To really achieve transparency for users, we discovered that we had to find the right balance between giving users helpful information and not overwhelming them with too much information. We had to make tough choices about what to prioritize and what to eliminate, and we will have to re-evaluate those decisions as time goes by and we learn more about our users.
MK:How did you user test this?
JS and NF: We did two rounds of formal usability testing, and our timeline allowed a few days in the middle of each round so that we could make some quick, responsive tweaks to the language or design based on what we were observing.
The first round was an image of the homepage followed by clickable prototypes. Showing the homepage design allowed us to get reactions on the look and feel, as well as the messaging and homepage priorities. The clickable prototypes gave us our first look at users walking through the whole experience six months before launch.
The second round of testing was a fairly robust beta site. Some areas were still in development, but for the most part, the meat of the site was working. At this point, we were able to see users really go through the whole process two months before launch.
After both test cycles, we were able to make quick responsive changes to content and language. We also made improvements to design and functionality. By the second round, time and money constraints forced us to prioritize the most critical changes. Some takeaways from testing couldn’t be implemented pre-launch but were not lost. We’re still actively working on development and rolling out incremental improvements.

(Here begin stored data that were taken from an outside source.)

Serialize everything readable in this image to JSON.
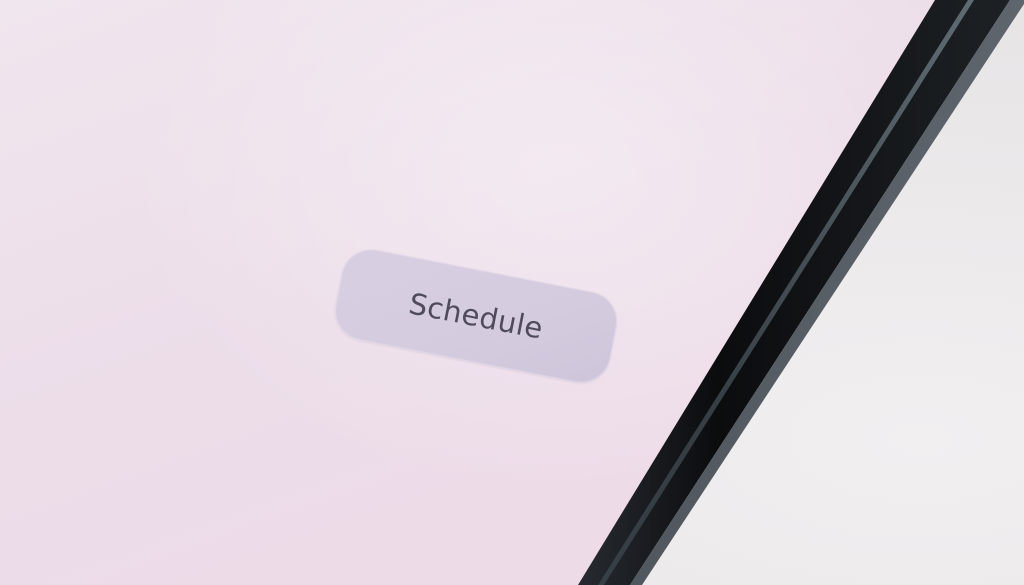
{
  "screen": {
    "background_color": "#eddfea",
    "primary_button": {
      "label": "Schedule",
      "background_color": "#d6cce0",
      "text_color": "#4f4b5c"
    }
  },
  "device": {
    "bezel_color": "#111316"
  }
}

MK: What about people who don’t have Internet access? How do they report identity theft?
JS and NF: The FTC offers a toll free help line where you can call and talk to someone at 1-877-FTC-HELP. We encourage people to use the site if possible because it’s available 24/7 and designed to assist you as you work through the recovery process (which has a tendency to evolve over time). IdentityTheft.gov allows you to update your report details, and the site will adjust your recovery plan accordingly. For example, if you discover a second fraudulent account, you can come back to the site, add it to the report, and it will generate the appropriate recovery steps.
MK: Are you noticing more people using the website?
JS and NF: Yes, the total number of identity theft reports we receive has increased and the method of reporting has shifted more to the website, rather than phone. We also have a healthy portion of reports being submitted on mobile devices, which wasn’t possible before.